Марина Раскова была особенный человек. Наш полк разрешили формировать по разрешению товарища Сталина. Марина Раскова часто бывала в Кремле, и, когда она прилетала оттуда, в ней мы видели еще более твердую, чем прежде, уверенность, и мы в нее верили. Над Энгельсом пролетал самолет ТБ-3, и вдруг этот самолет остался на тренировке у наших штурманов. Нужно было обмундирование — нам давали его, новое, с иголочки. Это была энергичная, уверенная и смелая женщина.
Обыкновенно бывает так: сначала восхищаешься человеком, но при том постепенно человек этот не так уж интересует, как с первого взгляда кажется. Когда же мы увидели Марину Раскову, мы сразу прониклись к ней уважением и полюбили ее, но и потом, чем больше времени мы с ней работали, тем больше любили и уважали ее.
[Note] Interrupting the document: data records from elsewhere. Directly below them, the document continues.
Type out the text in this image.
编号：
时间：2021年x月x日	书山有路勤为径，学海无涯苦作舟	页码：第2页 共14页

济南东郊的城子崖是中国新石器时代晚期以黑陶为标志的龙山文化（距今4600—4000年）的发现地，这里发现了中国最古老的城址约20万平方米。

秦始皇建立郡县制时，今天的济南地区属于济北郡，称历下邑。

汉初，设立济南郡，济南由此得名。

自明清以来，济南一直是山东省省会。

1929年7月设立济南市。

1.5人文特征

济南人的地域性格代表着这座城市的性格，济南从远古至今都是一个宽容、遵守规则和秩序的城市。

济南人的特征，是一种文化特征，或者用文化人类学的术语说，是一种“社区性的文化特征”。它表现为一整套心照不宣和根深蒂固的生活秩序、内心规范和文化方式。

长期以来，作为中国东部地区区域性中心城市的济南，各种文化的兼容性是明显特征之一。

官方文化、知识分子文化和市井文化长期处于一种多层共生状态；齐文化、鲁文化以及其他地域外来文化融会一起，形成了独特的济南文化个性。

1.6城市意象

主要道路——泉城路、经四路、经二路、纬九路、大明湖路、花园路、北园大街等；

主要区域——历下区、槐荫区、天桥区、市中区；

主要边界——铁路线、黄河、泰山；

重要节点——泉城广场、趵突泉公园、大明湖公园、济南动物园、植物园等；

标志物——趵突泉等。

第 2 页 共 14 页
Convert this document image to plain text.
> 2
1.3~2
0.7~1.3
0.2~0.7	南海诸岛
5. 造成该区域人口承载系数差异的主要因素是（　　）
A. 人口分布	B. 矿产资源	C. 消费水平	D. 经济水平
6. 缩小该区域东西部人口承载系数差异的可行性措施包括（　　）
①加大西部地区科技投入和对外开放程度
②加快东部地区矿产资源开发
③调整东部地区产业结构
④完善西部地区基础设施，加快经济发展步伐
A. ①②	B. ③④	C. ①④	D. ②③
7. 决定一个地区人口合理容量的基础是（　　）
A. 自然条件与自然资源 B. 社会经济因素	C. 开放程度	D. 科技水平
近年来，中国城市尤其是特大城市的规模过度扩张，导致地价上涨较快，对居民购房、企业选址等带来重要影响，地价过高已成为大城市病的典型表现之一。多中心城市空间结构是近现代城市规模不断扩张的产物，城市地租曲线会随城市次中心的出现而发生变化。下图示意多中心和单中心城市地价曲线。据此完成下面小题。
Марина Раскова организовала новую штурманскую группу, мы их называли «молодые штурманята». Меня назначили руководить этой штурманской группой. Откровенно говоря, у меня был большой страх за порученную мне работу. Я стала с ними заниматься, главным образом, проходила с ними аэронавигацию, а наши в это время тренировались на полетах, я тоже одновременно с возложенной на меня обязанностью тренировалась вместе с ними. Все это было для меня как снег на голову. Нашу всю штурманскую группу поделили: часть осталась в полку, а часть перевели на самолет У-2. Я попала в часть У-2. Меня назначили начальником штаба, адъютантом эскадрильи назначили Галю Докутович; и вот так расформировали весь наш полк. Вот ваши люди, вот вам командир полка Бершанская. Она ходила с орденом, в звании старшего лейтенанта, и меня к ней начальником штаба. Я тогда не имела никакого звания, а также не имела совершенно никакого представления, что я должна делать. Марина Раскова сказала мне, что я летать буду.
Помню, мы узнали, что разбили памятник Ломоносова, попала бомба, мы собрались, сильно переживали, решили написать, но ничего, конечно, не написали.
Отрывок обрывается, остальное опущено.